One part of the Paris Codex consists of a series of scenes where one figure is on foot, on the left-hand side, and another is on a throne on the right-hand side. The figures are surrounded by glyphs. Some of the glyphs refer to days and numbers. This series of images is a calendar of sorts: the seated figures represent the katuns, periods of 20 years. Certain prophecies were associated with each time period: as the Maya believed that time was cyclical, what had happened in the past could be used to predict the figure. The flip side of the Paris Codex covers a variety of topics. There is a cyclical calendar dedicated to Chaac, God of Rain, and another calendar that marks the beginning of 365-day solar years for a 52 year period.
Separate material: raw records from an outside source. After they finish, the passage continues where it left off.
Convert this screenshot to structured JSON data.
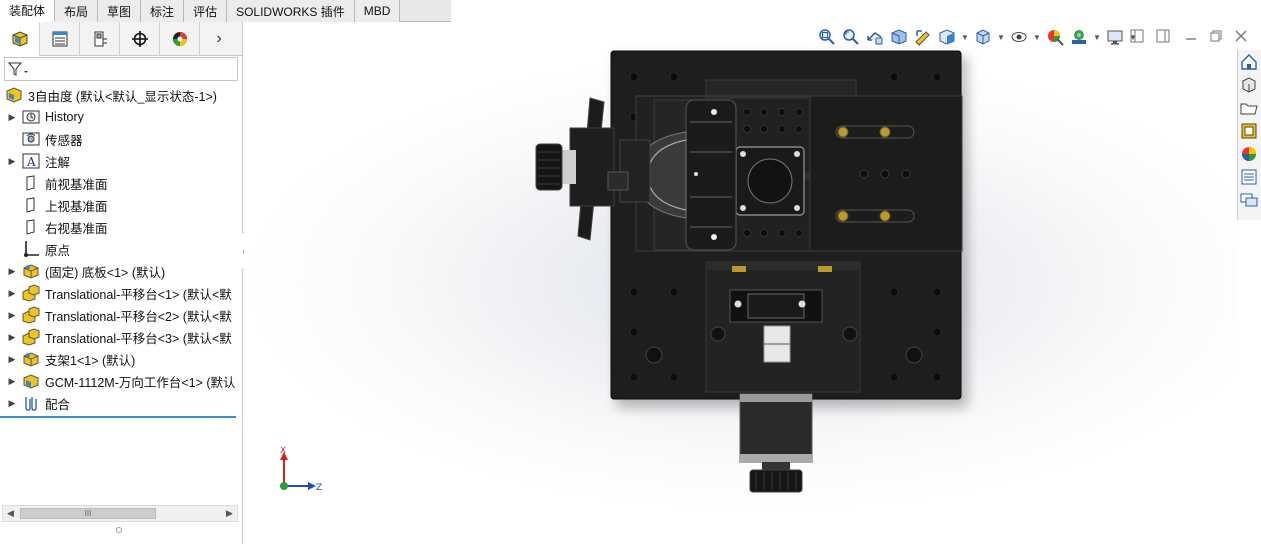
{
  "tabs": [
    {
      "label": "装配体",
      "active": true
    },
    {
      "label": "布局"
    },
    {
      "label": "草图"
    },
    {
      "label": "标注"
    },
    {
      "label": "评估"
    },
    {
      "label": "SOLIDWORKS 插件"
    },
    {
      "label": "MBD"
    }
  ],
  "panel": {
    "more_glyph": "›",
    "filter_icon": "filter-icon"
  },
  "tree": {
    "root": "3自由度  (默认<默认_显示状态-1>)",
    "items": [
      {
        "label": "History",
        "icon": "history-icon",
        "expander": true
      },
      {
        "label": "传感器",
        "icon": "sensor-icon",
        "expander": false
      },
      {
        "label": "注解",
        "icon": "annotation-icon",
        "expander": true
      },
      {
        "label": "前视基准面",
        "icon": "plane-icon",
        "expander": false
      },
      {
        "label": "上视基准面",
        "icon": "plane-icon",
        "expander": false
      },
      {
        "label": "右视基准面",
        "icon": "plane-icon",
        "expander": false
      },
      {
        "label": "原点",
        "icon": "origin-icon",
        "expander": false
      },
      {
        "label": "(固定) 底板<1> (默认)",
        "icon": "part-icon",
        "expander": true
      },
      {
        "label": "Translational-平移台<1> (默认<默",
        "icon": "subassembly-icon",
        "expander": true
      },
      {
        "label": "Translational-平移台<2> (默认<默",
        "icon": "subassembly-icon",
        "expander": true
      },
      {
        "label": "Translational-平移台<3> (默认<默",
        "icon": "subassembly-icon",
        "expander": true
      },
      {
        "label": "支架1<1> (默认)",
        "icon": "part-icon",
        "expander": true
      },
      {
        "label": "GCM-1112M-万向工作台<1> (默认",
        "icon": "subassembly-icon",
        "expander": true
      },
      {
        "label": "配合",
        "icon": "mates-icon",
        "expander": true
      }
    ]
  },
  "scrollbar": {
    "thumb_text": "III"
  },
  "triad": {
    "x_label": "X",
    "z_label": "Z"
  },
  "colors": {
    "accent": "#3d8fd1",
    "model_dark": "#1f1f1f",
    "axis_x": "#d42020",
    "axis_z": "#1f49c9"
  }
}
Two battered pages at the end show some animals: it may be a sort of Maya zodiac.

Importance of the Paris Codex:

Bruce Love, Director of Archaeological Research at the University of California Riverside, has done an exhaustive study of the Paris Codex. He believes it was a “handbook” for Maya priests, helping them interpret the interactions between celestial objects, gods, mankind and the calendar. The Paris Codex is therefore a priceless tool for understanding Maya culture and religion.

Sources:

McKillop, Heather. The Ancient Maya: New Perspectives. New York: Norton, 2004.

Paxton, Merideth (trans.Elisa Ramirez). Códice Paris. Arqueología Mexicana Edición Especial: Códices prehispánicas y coloniales tempranos. August, 2009.